I, like many others, was sad to learn of the hundreds of jobs lost when Australia’s biggest steel maker, BlueScope Steel announced the closure of its Port Kembla, NSW steelworks and its Western Port steel mill at Hastings just outside Melbourne.
Since then we have heard a litany of responses sheeting home the blame at everything from the high Australian dollar to the failure of Government to insist on Australian content clauses in resource contracts. During the debate we heard from many Australian engineering companies and smaller operators who should be prospering from the resources boom and are obviously not. While I can understand the concerns of all our manufacturers, I do believe we are approaching the problem with the usual left brain thinking and looking for solutions in the wrong place. Respected consultative guru Tom Peters, himself an engineer, once said,”The problem is never the problem. The response to the problem is almost always the real problem.”
In my experience the resolution to any problem, large or small lies in this bleeding flash of the obvious and in a further insight into the issue, genius Albert Einstein added his own unique comment when he stated, “We can’t solve problems by using the same kind of thinking we used when we created them.”
Taking all this on board, what is it that we have missed here? Something that is so simple it has passed us by at 100 miles per hour. Why can we not get overseas companies, who buy our resource rich minerals to use our products and services? In my opinion the answer can be found in what we call SELLING.

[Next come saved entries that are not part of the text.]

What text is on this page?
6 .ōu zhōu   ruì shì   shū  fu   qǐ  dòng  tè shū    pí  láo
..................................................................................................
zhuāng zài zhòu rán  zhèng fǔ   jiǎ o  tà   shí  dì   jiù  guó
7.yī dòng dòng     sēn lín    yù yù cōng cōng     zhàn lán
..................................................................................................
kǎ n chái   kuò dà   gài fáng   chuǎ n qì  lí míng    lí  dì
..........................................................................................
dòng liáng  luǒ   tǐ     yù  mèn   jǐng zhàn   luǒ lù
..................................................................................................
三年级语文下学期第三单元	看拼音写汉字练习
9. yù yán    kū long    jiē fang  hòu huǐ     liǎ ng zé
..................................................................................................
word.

If any other organisation fails to SELL its product , we fire the sales team and train a better one. I know for a fact that engineering companies do not have great marketing skills nor an appreciation of its potency and they have for a long time failed to develop their marketing departments or hire people with the right skills. Yes it is a competitive world, and yes the odds are stacked against us, but waiting for legislation or a Government handout is not the answer. That sort of thinking simply foists the blame for our own inadequacies on some other authority who have neither the resources or the ability to resolve the issue long term.

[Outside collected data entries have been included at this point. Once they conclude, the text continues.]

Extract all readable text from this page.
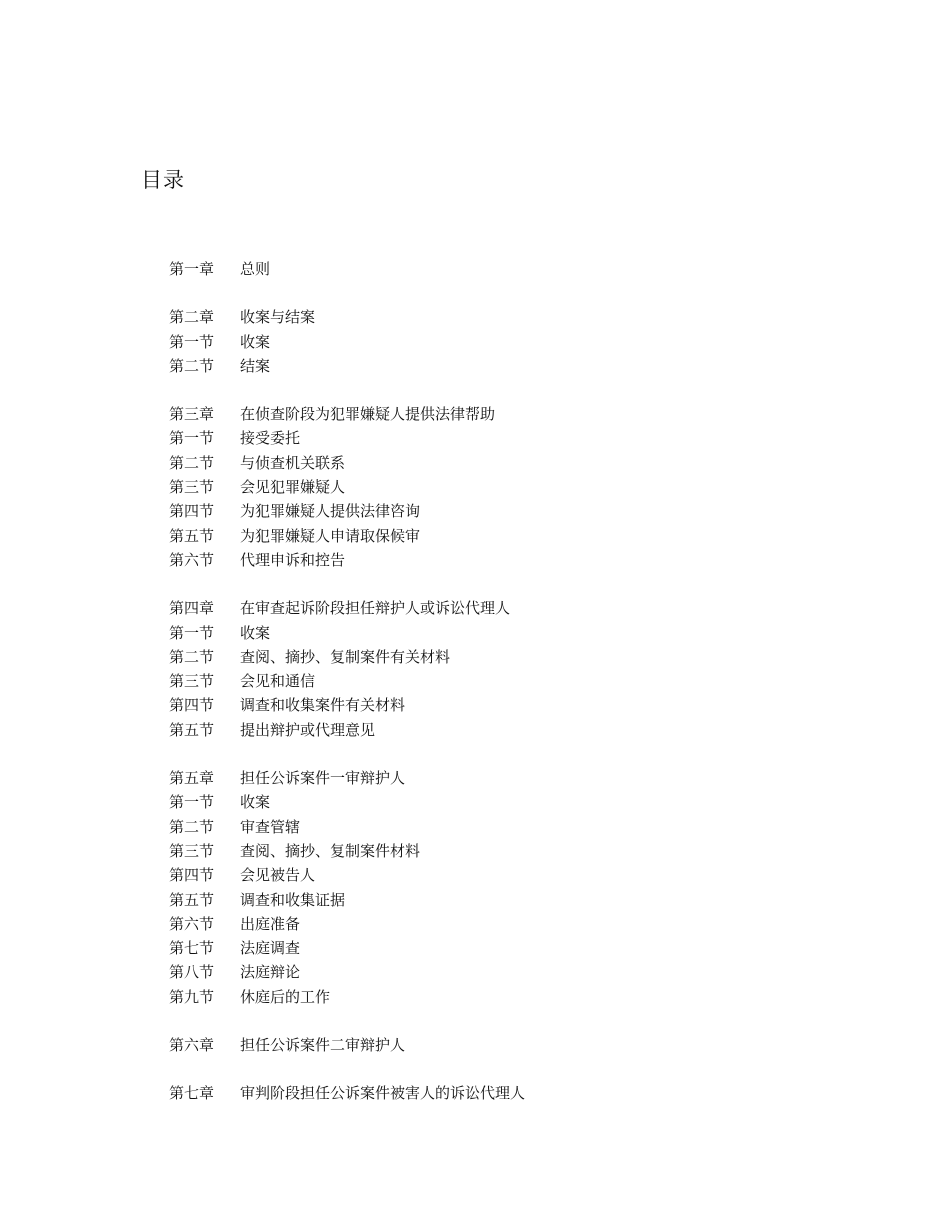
目录
第一章	总则
第二章	收案与结案
第一节	收案
第二节	结案
第三章	在侦查阶段为犯罪嫌疑人提供法律帮助
第一节	接受委托
第二节	与侦查机关联系
第三节	会见犯罪嫌疑人
第四节	为犯罪嫌疑人提供法律咨询
第五节	为犯罪嫌疑人申请取保候审
第六节	代理申诉和控告
第四章	在审查起诉阶段担任辩护人或诉讼代理人
第一节	收案
第二节	查阅、摘抄、复制案件有关材料
第三节	会见和通信
第四节	调查和收集案件有关材料
第五节	提出辩护或代理意见
第五章	担任公诉案件一审辩护人
第一节	收案
第二节	审查管辖
第三节	查阅、摘抄、复制案件材料
第四节	会见被告人
第五节	调查和收集证据
第六节	出庭准备
第七节	法庭调查
第八节	法庭辩论
第九节	休庭后的工作
第六章	担任公诉案件二审辩护人
第七章	审判阶段担任公诉案件被害人的诉讼代理人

It’s time Australian companies held a resources Expo to demonstrate their skills, products, services and differentials, forcing state Governments to listen to their offerings and opening the door State on State to present what they have. Often their products are better, not cheaper, but significantly better and they need marketers and skilled sales people to create the tools to convince, cajole and lobby. What they don’t need is a bandaid fix that will force overseas companies to use a work force they resent.
Save for the food and their allied businesses, Australia has never nurtured strong marketing departments in our manufacturing industries – look at their websites for evidence of this. We do however have differentials and we must create more.
SELLING the manufacturing industry is an awesome responsibility, because thousands of lives depend on it. I don’t know how hard BlueScope worked on its marketing but however hard it tried it certainly failed to convince and create desire for the product. Firing a 1000 people can’t be a happy situation but I wonder what light BlueScope’s marketing budget might shed on the demise of this important organisation.